While I am to old to say what is taught today, this is exactly the map vs territory issue I mentioned in my other comment.
It is all there in what you would have been taught, but hidden because we tend to avoid the hay in the haystack problems and focus on the needles, because we don't have access to the hay.
As an example that can cause huge arguments, if for analysis you used Rudin, go look for an equally binary operator in that book, as every construction of the reals is a measure zero set, it is actually impossible to prove the equality of two real numbers. ZFC uses constructablity, Spivik uses Cauchy sequences etc...
If you look at the paper[1], about the equivalence of PAC/VC dimensionality it is all there, framing learning as a decision problem, set shattering etc.
Richardson's theorm, especially with more recent papers is another lens.

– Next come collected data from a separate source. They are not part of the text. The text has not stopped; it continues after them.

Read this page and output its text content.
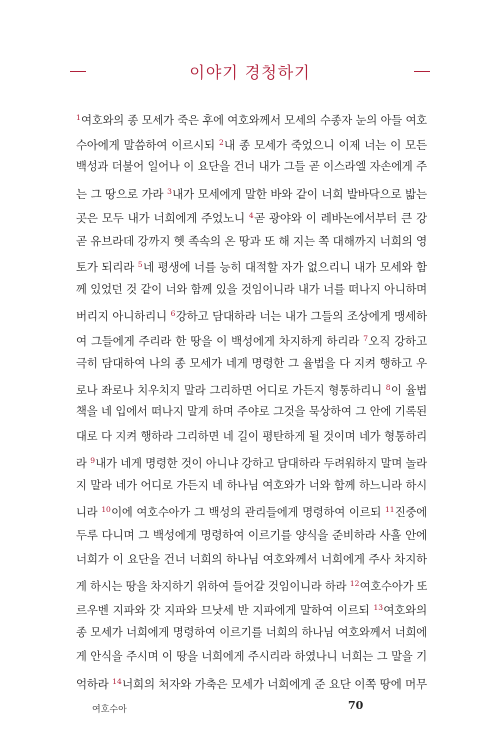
이야기 경청하기
$^1$여호와의 종 모세가 죽은 후에 여호와께서 모세의 수종자 눈의 아들 여호
수아에게 말씀하여 이르시되 $^2$내 종 모세가 죽었으니 이제 너는 이 모든
백성과 더불어 일어나 이 요단을 건너 내가 그들 곧 이스라엘 자손에게 주
는 그 땅으로 가라 $^3$내가 모세에게 말한 바와 같이 너희 발바닥으로 밟는
곳은 모두 내가 너희에게 주었노니 $^4$곧 광야와 이 레바논에서부터 큰 강
곧 유브라데 강까지 헷 족속의 온 땅과 또 해 지는 쪽 대해까지 너희의 영
토가 되리라 $^5$네 평생에 너를 능히 대적할 자가 없으리니 내가 모세와 함
께 있었던 것 같이 너와 함께 있을 것임이니라 내가 너를 떠나지 아니하며
버리지 아니하리니 $^6$강하고 담대하라 너는 내가 그들의 조상에게 맹세하
여 그들에게 주리라 한 땅을 이 백성에게 차지하게 하리라 $^7$오직 강하고
극히 담대하여 나의 종 모세가 네게 명령한 그 율법을 다 지켜 행하고 우
로나 좌로나 치우치지 말라 그리하면 어디로 가든지 형통하리니 $^8$이 율법
책을 네 입에서 떠나지 말게 하며 주야로 그것을 묵상하여 그 안에 기록된
대로 다 지켜 행하라 그리하면 네 길이 평탄하게 될 것이며 네가 형통하리
라 $^9$내가 네게 명령한 것이 아니냐 강하고 담대하라 두려워하지 말며 놀라
지 말라 네가 어디로 가든지 네 하나님 여호와가 너와 함께 하느니라 하시
니라 $^{10}$이에 여호수아가 그 백성의 관리들에게 명령하여 이르되 $^{11}$진중에
두루 다니며 그 백성에게 명령하여 이르기를 양식을 준비하라 사흘 안에
너희가 이 요단을 건너 너희의 하나님 여호와께서 너희에게 주사 차지하
게 하시는 땅을 차지하기 위하여 들어갈 것임이니라 하라 $^{12}$여호수아가 또
르우벤 지파와 갓 지파와 므낫세 반 지파에게 말하여 이르되 $^{13}$여호와의
종 모세가 너희에게 명령하여 이르기를 너희의 하나님 여호와께서 너희에
게 안식을 주시며 이 땅을 너희에게 주시리라 하였나니 너희는 그 말을 기
억하라 $^{14}$너희의 처자와 가축은 모세가 너희에게 준 요단 이쪽 땅에 머무
여호수아	70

With the idea that all models are wrong, but some are useful, it does seem that curriculums tend to leave these concepts to postgraduate classes, often hiding them or ignoring them, in descriptive complexity theory they should have been front and center IMHO.

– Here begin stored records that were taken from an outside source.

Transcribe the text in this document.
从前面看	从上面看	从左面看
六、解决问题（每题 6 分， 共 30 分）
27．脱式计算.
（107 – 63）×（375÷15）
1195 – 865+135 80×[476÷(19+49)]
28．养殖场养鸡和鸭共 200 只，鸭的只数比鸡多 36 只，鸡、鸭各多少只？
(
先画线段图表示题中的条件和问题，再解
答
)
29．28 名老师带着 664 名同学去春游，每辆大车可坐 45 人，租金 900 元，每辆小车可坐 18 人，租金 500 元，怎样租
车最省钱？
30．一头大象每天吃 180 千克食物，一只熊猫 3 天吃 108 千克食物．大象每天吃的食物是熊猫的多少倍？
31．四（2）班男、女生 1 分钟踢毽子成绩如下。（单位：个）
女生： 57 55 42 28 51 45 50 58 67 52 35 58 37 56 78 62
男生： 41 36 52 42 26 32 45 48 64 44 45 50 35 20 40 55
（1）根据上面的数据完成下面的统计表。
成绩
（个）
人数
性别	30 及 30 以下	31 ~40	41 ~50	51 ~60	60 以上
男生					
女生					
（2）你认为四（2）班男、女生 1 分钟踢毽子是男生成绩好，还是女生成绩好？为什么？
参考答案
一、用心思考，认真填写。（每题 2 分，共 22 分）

Assuming something is computable or learnable is important for finding pathological cases that are useful, don't confuse the map with the territory.
We have enough examples to know the neuronic model is wrong, but the proposed models we have found aren't useful yet, and with what this post provided shows that may always hold.
Physics and other fields make similar assumptions, like physics assumptions that laplacian determinism is true, despite counterexamples.
Gödel, Rice, Turing. etc... may be proven wrong some day, but right now Halt ~= open frame ~= symbol grounding ~= system identification in the general case is the safe bet.
But that doesn't help get work done, or possibly find new math that changes that.